Ik heb de eerste ronde verdeeld in 3 groepen van 10 a 11 stuks, door ze een gekleurd knijpringetje om te doen. Vanaf het moment van spenen heb ik voor elke nacht die drie ploegen beurtelings in de mand gezet. Wennen aan de mand hoeft ze nu niet meer geleerd te worden. Drinken kunnen ze ’s ochtends alleen vanuit de mand. Ook de andere jongen kunnen erbij. Ik probeer dat nog te bevorderen door die ploeg ook in de mand te voeren. Even later worden de overige jongen in de voerbak gevoerd. Bijkomend voordeel is, dat ik de jongen nu elke week wel een paar keer in de hand krijg. Ruim twee weken ben ik zo met die drie ploegen bezig geweest. Een weekje geleden is ook de tweede ronde ingestroomd en die ondergaat nu dezelfde training . Over een week of 3 ga ik de ploegen iets groter maken, zodat ik een ploeg minder krijg. Als dat een beetje loopt, wil ik de toegang tot de drinkgoten van buiten afschermen en de jongen zo te leren om alléén te drinken vanuit de mand. Uit praktische overwegingen zal die dan onder de zitplekken van de jongen gehangen zal worden.
De tweede aanpassing betreft het langer op weduwschap inspelen van de duiven en de praktische gevolgen daarvan. Hierboven schreef ik dat de overjarige duiven wel waren mee gekoppeld, maar dat die na 6 dagen broeden weer gescheiden zijn. Voorgaande jaren liet ik ze nóg wel een keer op eieren komen. Dat is wel zo bevorderlijk voor de rust op het hok. Maar dit jaar heb ik ervoor gekozen om de motivatie – hopelijk – wat op te voeren door ze pas weer te koppelen op het moment dat ze op stand gebracht moeten worden voor hun eerste dagfondvlucht, dan wel overnachtfondvlucht. Praktisch probleem is hier wel, dat ik niet een apart hok heb om de duivinnen in die periode in te stoppen. Daarom zitten de duivinnen nu ’s nachts in het hok en overdag in de ren vóór het hok, terwijl de doffers dus ’s nachts in de ren zitten en overdag in het hok.
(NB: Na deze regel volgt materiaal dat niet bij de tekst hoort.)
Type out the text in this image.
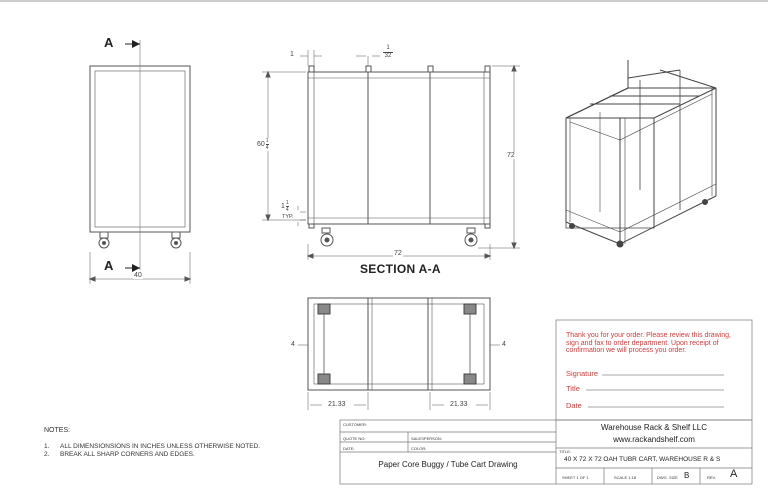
A
A
40
1	$\frac{1}{32}$
$60 \frac{1}{4}$
72
$1 \frac{1}{4}$
TYP.
72
SECTION A-A
4	4
21.33	21.33
NOTES:
1. ALL DIMENSIONSIONS IN INCHES UNLESS OTHERWISE NOTED.
2. BREAK ALL SHARP CORNERS AND EDGES.
Thank you for your order. Please review this drawing, sign and fax to order department. Upon receipt of confirmation we will process you order.
Signature
Title
Date
CUSTOMER:
QUOTE NO:	SALESPERSON:
DATE:	COLOR:
Paper Core Buggy / Tube Cart Drawing
Warehouse Rack & Shelf LLC
www.rackandshelf.com
TITLE:
40 X 72 X 72 OAH TUBR CART, WAREHOUSE R & S
SHEET 1 OF 1	SCALE 1:18	DWG. SIZE B	REV. A
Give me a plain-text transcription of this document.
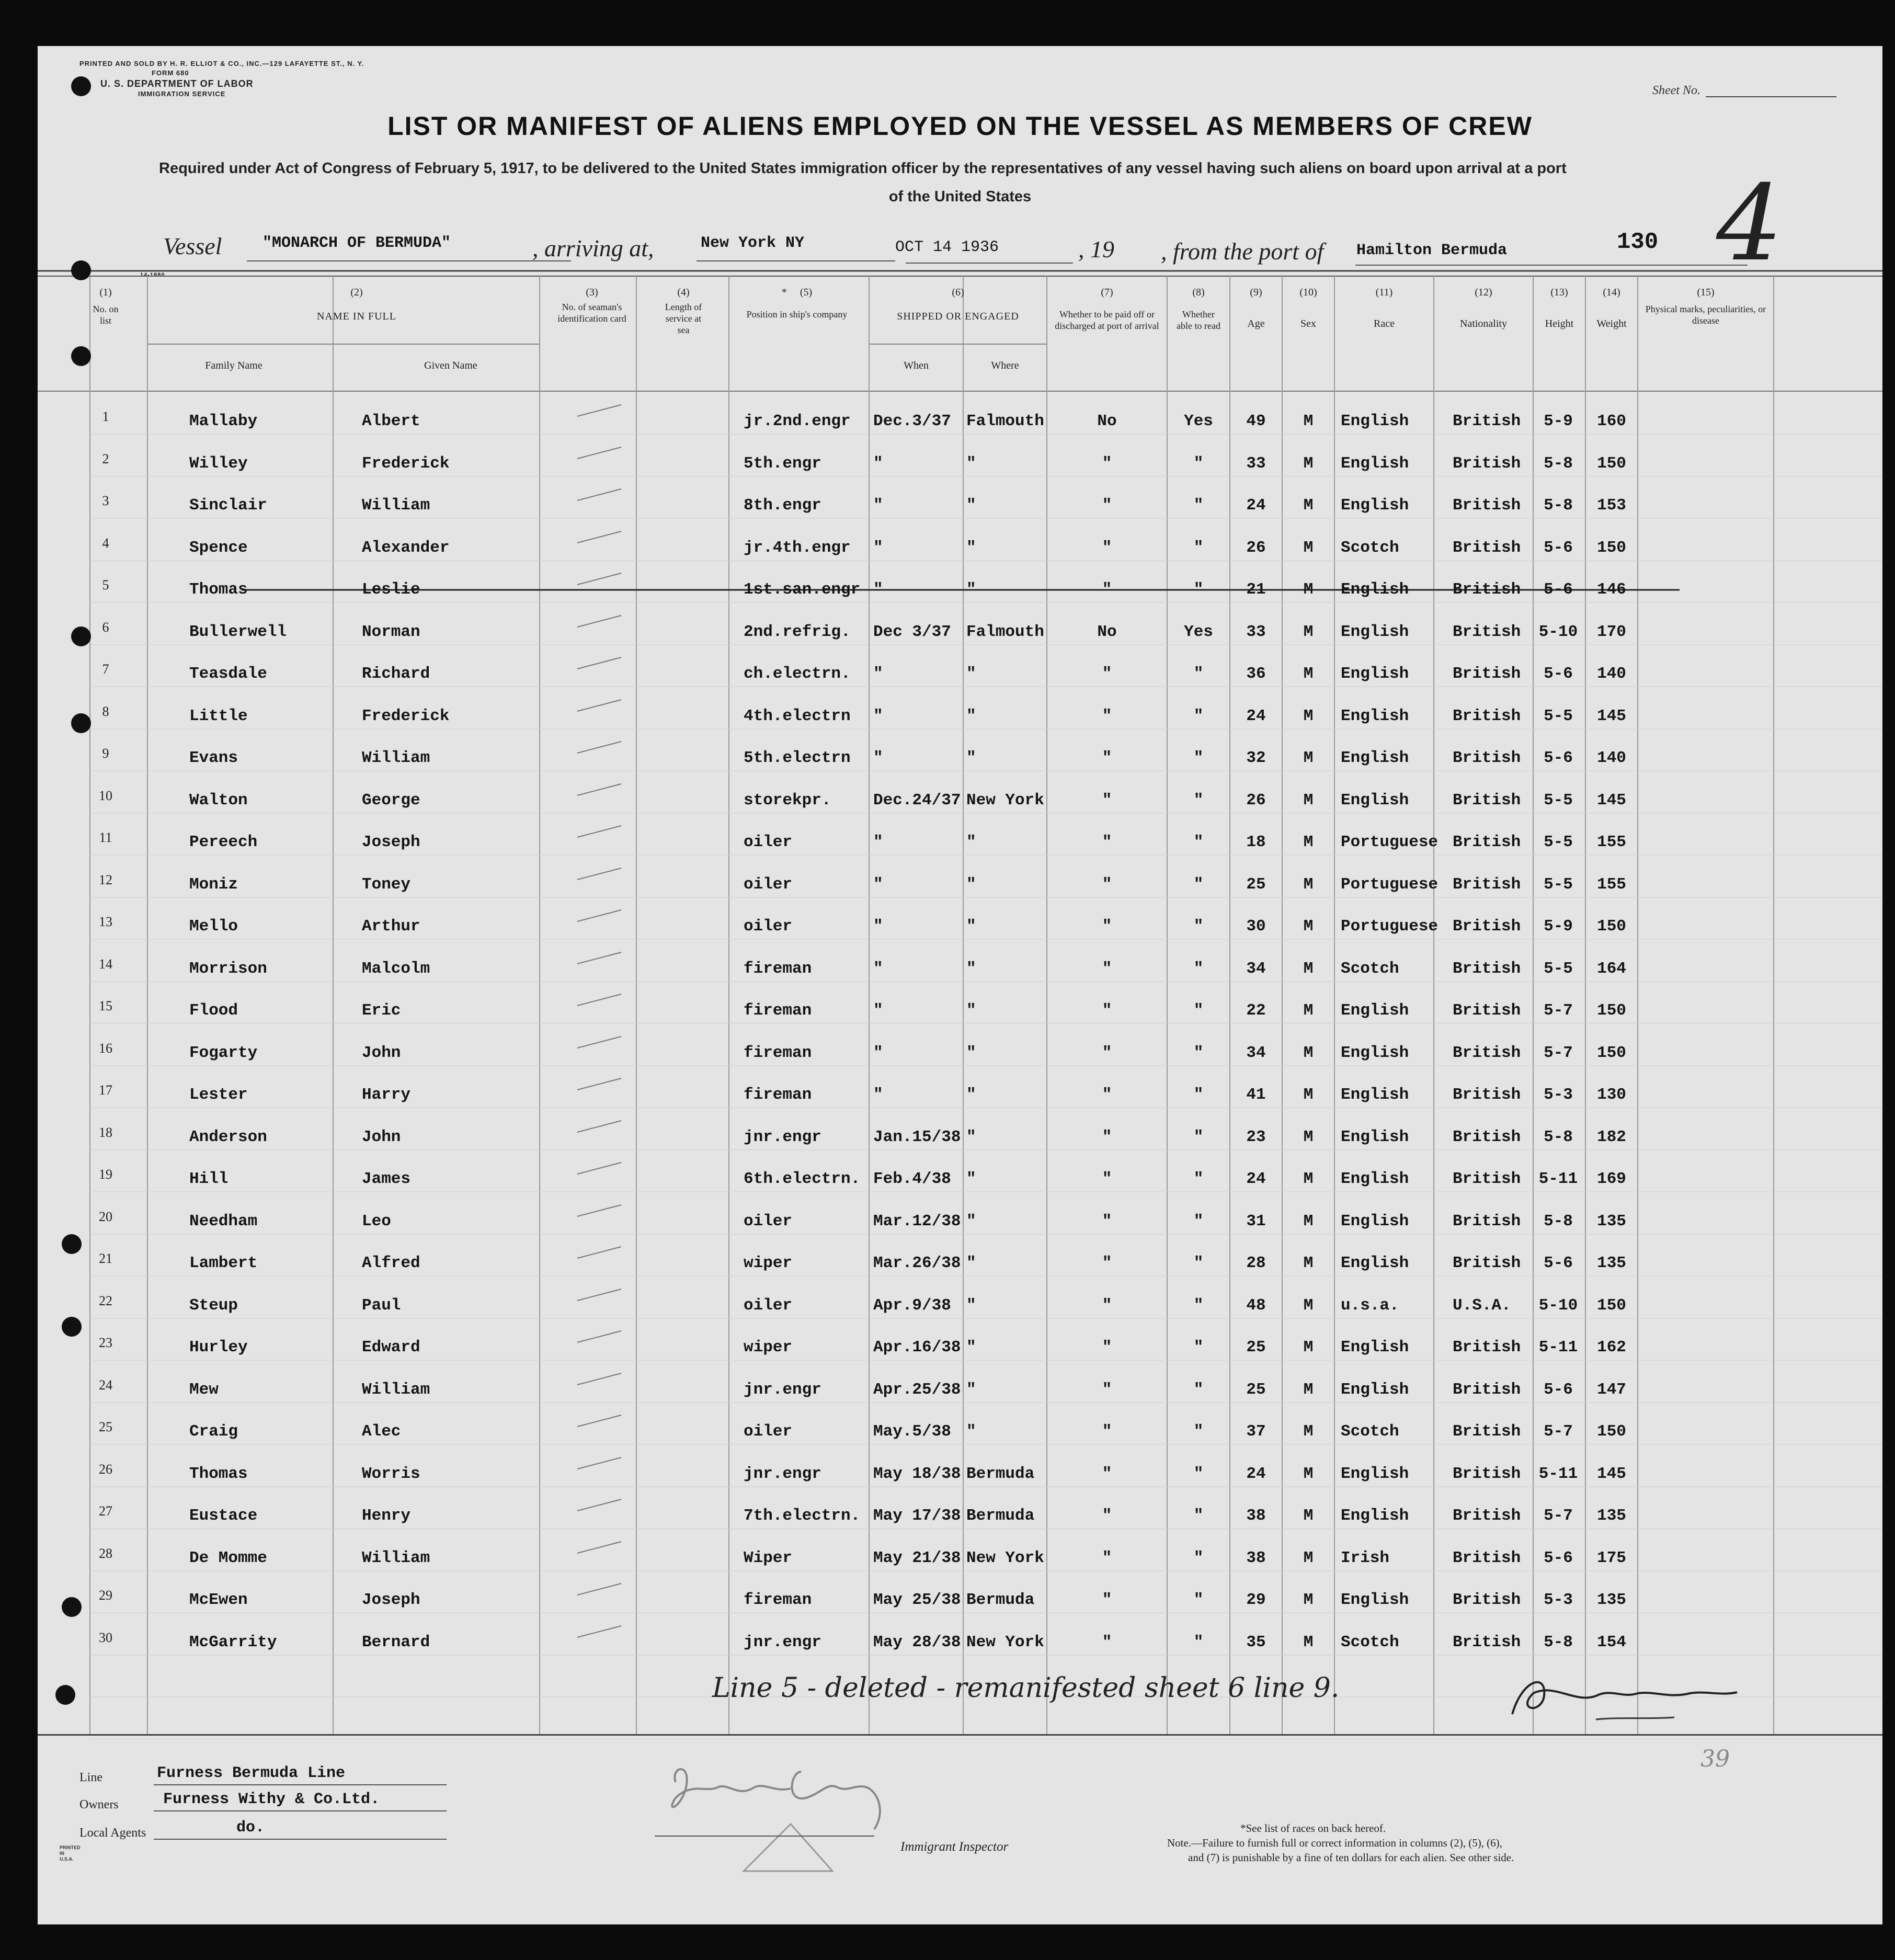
PRINTED AND SOLD BY H. R. ELLIOT & CO., INC.—129 LAFAYETTE ST., N. Y.
FORM 680
U. S. DEPARTMENT OF LABOR
IMMIGRATION SERVICE	Sheet No.
LIST OR MANIFEST OF ALIENS EMPLOYED ON THE VESSEL AS MEMBERS OF CREW
Required under Act of Congress of February 5, 1917, to be delivered to the United States immigration officer by the representatives of any vessel having such aliens on board upon arrival at a port
of the United States
Vessel	"MONARCH OF BERMUDA"	, arriving at,	New York NY	OCT 14 1936	, 19 , from the port of Hamilton Bermuda	130 4
14-1880
(1)
No. on list
(2)
NAME IN FULL
Family Name	Given Name
(3)
No. of seaman's identification card
(4)
Length of service at sea
* (5)
Position in ship's company
(6)
SHIPPED OR ENGAGED
When	Where
(7)
Whether to be paid off or discharged at port of arrival
(8)
Whether able to read
(9)
Age
(10)
Sex
(11)
Race
(12)
Nationality
(13)
Height
(14)
Weight
(15)
Physical marks, peculiarities, or disease
1	Mallaby	Albert	jr.2nd.engr	Dec.3/37 Falmouth	No	Yes	49	M	English	British	5-9	160
2	Willey	Frederick	5th.engr	"	"	"	"	33	M	English	British	5-8	150
3	Sinclair	William	8th.engr	"	"	"	"	24	M	English	British	5-8	153
4	Spence	Alexander	jr.4th.engr	"	"	"	"	26	M	Scotch	British	5-6	150
5	Thomas	Leslie	1st.san.engr "	"	"	"	21	M	English	British	5-6	146
6	Bullerwell	Norman	2nd.refrig.	Dec 3/37 Falmouth	No	Yes	33	M	English	British	5-10	170
7	Teasdale	Richard	ch.electrn.	"	"	"	"	36	M	English	British	5-6	140
8	Little	Frederick	4th.electrn	"	"	"	"	24	M	English	British	5-5	145
9	Evans	William	5th.electrn	"	"	"	"	32	M	English	British	5-6	140
10	Walton	George	storekpr.	Dec.24/37 New York	"	"	26	M	English	British	5-5	145
11	Pereech	Joseph	oiler	"	"	"	"	18	M	Portuguese British	5-5	155
12	Moniz	Toney	oiler	"	"	"	"	25	M	Portuguese British	5-5	155
13	Mello	Arthur	oiler	"	"	"	"	30	M	Portuguese British	5-9	150
14	Morrison	Malcolm	fireman	"	"	"	"	34	M	Scotch	British	5-5	164
15	Flood	Eric	fireman	"	"	"	"	22	M	English	British	5-7	150
16	Fogarty	John	fireman	"	"	"	"	34	M	English	British	5-7	150
17	Lester	Harry	fireman	"	"	"	"	41	M	English	British	5-3	130
18	Anderson	John	jnr.engr	Jan.15/38 "	"	"	23	M	English	British	5-8	182
19	Hill	James	6th.electrn. Feb.4/38 "	"	"	24	M	English	British	5-11	169
20	Needham	Leo	oiler	Mar.12/38 "	"	"	31	M	English	British	5-8	135
21	Lambert	Alfred	wiper	Mar.26/38 "	"	"	28	M	English	British	5-6	135
22	Steup	Paul	oiler	Apr.9/38 "	"	"	48	M	u.s.a.	U.S.A.	5-10	150
23	Hurley	Edward	wiper	Apr.16/38 "	"	"	25	M	English	British	5-11	162
24	Mew	William	jnr.engr	Apr.25/38 "	"	"	25	M	English	British	5-6	147
25	Craig	Alec	oiler	May.5/38 "	"	"	37	M	Scotch	British	5-7	150
26	Thomas	Worris	jnr.engr	May 18/38 Bermuda	"	"	24	M	English	British	5-11	145
27	Eustace	Henry	7th.electrn. May 17/38 Bermuda	"	"	38	M	English	British	5-7	135
28	De Momme	William	Wiper	May 21/38 New York	"	"	38	M	Irish	British	5-6	175
29	McEwen	Joseph	fireman	May 25/38 Bermuda	"	"	29	M	English	British	5-3	135
30	McGarrity	Bernard	jnr.engr	May 28/38 New York	"	"	35	M	Scotch	British	5-8	154
Line 5 - deleted - remanifested sheet 6 line 9.
Line	Furness Bermuda Line
Owners	Furness Withy & Co.Ltd.
Local Agents	do.
Immigrant Inspector
*See list of races on back hereof.
Note.—Failure to furnish full or correct information in columns (2), (5), (6),
and (7) is punishable by a fine of ten dollars for each alien. See other side.
39
PRINTED IN U.S.A.
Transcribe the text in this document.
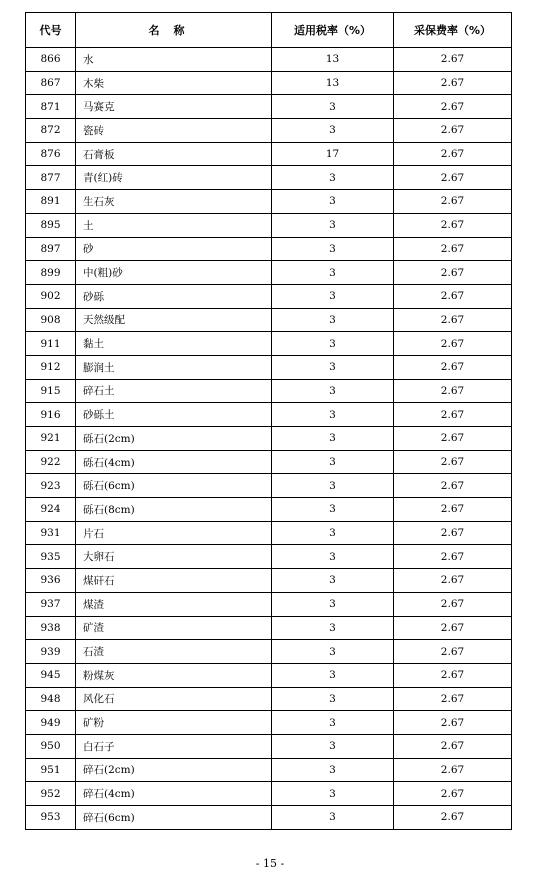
代号	名称	适用税率（%）	采保费率（%）
866	水	13	2.67
867	木柴	13	2.67
871	马赛克	3	2.67
872	瓷砖	3	2.67
876	石膏板	17	2.67
877	青(红)砖	3	2.67
891	生石灰	3	2.67
895	土	3	2.67
897	砂	3	2.67
899	中(粗)砂	3	2.67
902	砂砾	3	2.67
908	天然级配	3	2.67
911	黏土	3	2.67
912	膨润土	3	2.67
915	碎石土	3	2.67
916	砂砾土	3	2.67
921	砾石(2cm)	3	2.67
922	砾石(4cm)	3	2.67
923	砾石(6cm)	3	2.67
924	砾石(8cm)	3	2.67
931	片石	3	2.67
935	大卵石	3	2.67
936	煤矸石	3	2.67
937	煤渣	3	2.67
938	矿渣	3	2.67
939	石渣	3	2.67
945	粉煤灰	3	2.67
948	风化石	3	2.67
949	矿粉	3	2.67
950	白石子	3	2.67
951	碎石(2cm)	3	2.67
952	碎石(4cm)	3	2.67
953	碎石(6cm)	3	2.67
- 15 -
Maar… als je dan ook nog wilt verduisteren tot in mei, dan moet daar ook weer een oplossing voor gevonden worden. Die zie je dus op deze laatste foto:
Ik hoop dat het al die moeite waard blijkt te zijn, want het is best wel omslachtig, ook voor de duiven. Maar als ik zie dat mijn duiven op de twee africhtingsvluchten en de eerste vitessevlucht goed naar huis zijn gekomen en dat er nog geen duif verspeeld is, dat heb ik er wel vertrouwen in. Niettemin: rond 5 mei wordt er weer gekoppeld: De meeste dagfondduiven en de jaarling overnachters, die ook eerst naar de dagfond gaan. Een weekje later zijn de Limogesgangers aan de beurt en nog later een paar koppels voor Sint Vincent. Dan is alles weer veel overzichtelijker. Kiek’n wat ét wördt!!